/hist_cancer

Histopathologic Cancer Detection model based on Kaggle Challenge https://www.kaggle.com/c/histopathologic-cancer-detection (top 1%)

Primary LanguagePythonMIT LicenseMIT

Histopathologic Cancer Detection model

Convolutional neural network model for Histopathologic Cancer Detection based on a modified version of PatchCamelyon dataset that achives >0.98 AUROC on Kaggle private test set.

Reproducing solution

To reproduce my solution without retraining, do the following steps:

  1. Installation
  2. Download Dataset
  3. Download Pretrained models
  4. Inference
  5. Additional details

Installation

All requirements should be detailed in requirements.txt. Using virtual environment is strongly recommended.

$ python3 -m venv venv_hist
$ source venv_hist/bin/activate
$ pip install -r requirements.txt

Download dataset

Download and extract train_images.zip and test_images.zip to data directory.
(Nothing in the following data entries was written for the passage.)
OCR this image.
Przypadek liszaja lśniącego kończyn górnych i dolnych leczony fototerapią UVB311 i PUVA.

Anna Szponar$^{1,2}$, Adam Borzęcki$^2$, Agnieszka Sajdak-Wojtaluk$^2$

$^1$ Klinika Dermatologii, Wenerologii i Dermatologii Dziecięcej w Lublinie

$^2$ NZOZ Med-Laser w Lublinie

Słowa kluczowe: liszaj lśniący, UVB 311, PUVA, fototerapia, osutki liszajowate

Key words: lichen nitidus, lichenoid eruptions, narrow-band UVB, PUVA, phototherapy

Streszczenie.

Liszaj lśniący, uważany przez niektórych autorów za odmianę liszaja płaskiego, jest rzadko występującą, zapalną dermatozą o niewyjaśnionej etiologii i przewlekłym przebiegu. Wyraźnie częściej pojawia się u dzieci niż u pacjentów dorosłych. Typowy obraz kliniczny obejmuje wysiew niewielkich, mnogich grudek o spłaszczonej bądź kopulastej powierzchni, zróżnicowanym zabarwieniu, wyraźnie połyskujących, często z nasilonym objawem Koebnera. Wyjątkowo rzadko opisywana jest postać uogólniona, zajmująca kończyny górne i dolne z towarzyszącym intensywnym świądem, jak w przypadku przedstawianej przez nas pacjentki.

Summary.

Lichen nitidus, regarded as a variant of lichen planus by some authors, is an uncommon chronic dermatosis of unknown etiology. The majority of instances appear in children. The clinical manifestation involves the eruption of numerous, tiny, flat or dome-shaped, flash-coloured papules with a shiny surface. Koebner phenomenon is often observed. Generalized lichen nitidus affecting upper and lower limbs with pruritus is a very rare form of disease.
$ kaggle competitions download -c histopathologic-cancer-detection
$ wget https://storage.googleapis.com/kaggle-forum-message-attachments/496876/11666/patch_id_wsi_full.zip 
$ unzip patch_id_wsi_full.zip -d data
$ unzip histopathologic-cancer-detection.zip -d data
$ rm *.zip

Generate CSV files

$ python tools/create_splits.py

Training

In the configs directory, you can find configurations I used to train my final models.
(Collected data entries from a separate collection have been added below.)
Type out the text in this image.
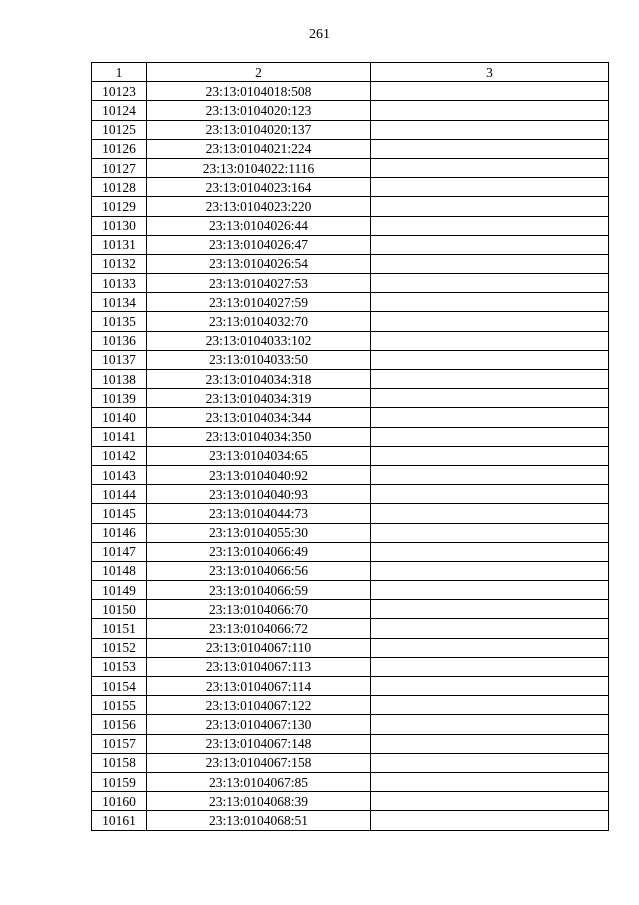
261
1	2	3
10123	23:13:0104018:508	
10124	23:13:0104020:123	
10125	23:13:0104020:137	
10126	23:13:0104021:224	
10127	23:13:0104022:1116	
10128	23:13:0104023:164	
10129	23:13:0104023:220	
10130	23:13:0104026:44	
10131	23:13:0104026:47	
10132	23:13:0104026:54	
10133	23:13:0104027:53	
10134	23:13:0104027:59	
10135	23:13:0104032:70	
10136	23:13:0104033:102	
10137	23:13:0104033:50	
10138	23:13:0104034:318	
10139	23:13:0104034:319	
10140	23:13:0104034:344	
10141	23:13:0104034:350	
10142	23:13:0104034:65	
10143	23:13:0104040:92	
10144	23:13:0104040:93	
10145	23:13:0104044:73	
10146	23:13:0104055:30	
10147	23:13:0104066:49	
10148	23:13:0104066:56	
10149	23:13:0104066:59	
10150	23:13:0104066:70	
10151	23:13:0104066:72	
10152	23:13:0104067:110	
10153	23:13:0104067:113	
10154	23:13:0104067:114	
10155	23:13:0104067:122	
10156	23:13:0104067:130	
10157	23:13:0104067:148	
10158	23:13:0104067:158	
10159	23:13:0104067:85	
10160	23:13:0104068:39	
10161	23:13:0104068:51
To train models, run following commands.

$ python train.py --config_name {config_path} 

Pretrained models

You can download pretrained model that were used for my final model from link

$ mkdir -p weights
$ bash download_pretrained.sh

Inference

If trained weights are prepared, you can create files that contain predictions for test set using testing config files from configs directory.
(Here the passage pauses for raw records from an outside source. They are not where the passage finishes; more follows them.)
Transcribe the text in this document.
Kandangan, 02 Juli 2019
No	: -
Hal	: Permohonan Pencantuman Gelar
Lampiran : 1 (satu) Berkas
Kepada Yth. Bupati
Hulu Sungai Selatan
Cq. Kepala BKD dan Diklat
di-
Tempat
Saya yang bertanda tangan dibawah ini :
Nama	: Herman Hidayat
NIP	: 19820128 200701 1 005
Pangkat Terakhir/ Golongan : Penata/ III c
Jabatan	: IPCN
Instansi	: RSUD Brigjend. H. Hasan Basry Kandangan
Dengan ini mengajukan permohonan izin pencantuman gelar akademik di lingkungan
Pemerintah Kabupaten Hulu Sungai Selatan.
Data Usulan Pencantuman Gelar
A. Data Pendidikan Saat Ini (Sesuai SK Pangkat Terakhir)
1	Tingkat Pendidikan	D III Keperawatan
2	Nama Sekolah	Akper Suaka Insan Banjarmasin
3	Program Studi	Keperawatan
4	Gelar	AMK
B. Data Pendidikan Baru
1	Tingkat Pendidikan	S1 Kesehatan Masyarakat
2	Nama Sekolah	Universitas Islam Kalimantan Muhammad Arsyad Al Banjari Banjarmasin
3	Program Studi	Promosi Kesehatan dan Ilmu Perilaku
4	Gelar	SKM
In order to inference a single model run:

$ python inference.py --config_name configs/test/{}

In order to inference a blend (simple mean) of several models run:

$ python inference.py --config_name configs/test/test_blend.yml

After that you can find .csv files in subs directory. Keep in mind that test predictions are generated with test time augmentation (TTA-4) by default, which makes inference several times slower.

Details

  • Training logs (training and validation metrics) are stored in /.runs directory for tensorboard.
  • Basic logs (training and validation metrics, hyperparameters, scheduling info, etc) are also stored in /logs directory.
  • TTA is done using great repo ttach.
  • Best weights (based on AUROC on validation) are stored in /weights directory. You can find SWA code in tools/utils.py. If you decide to use it, just uncomment saving model weights at the end of each epoch.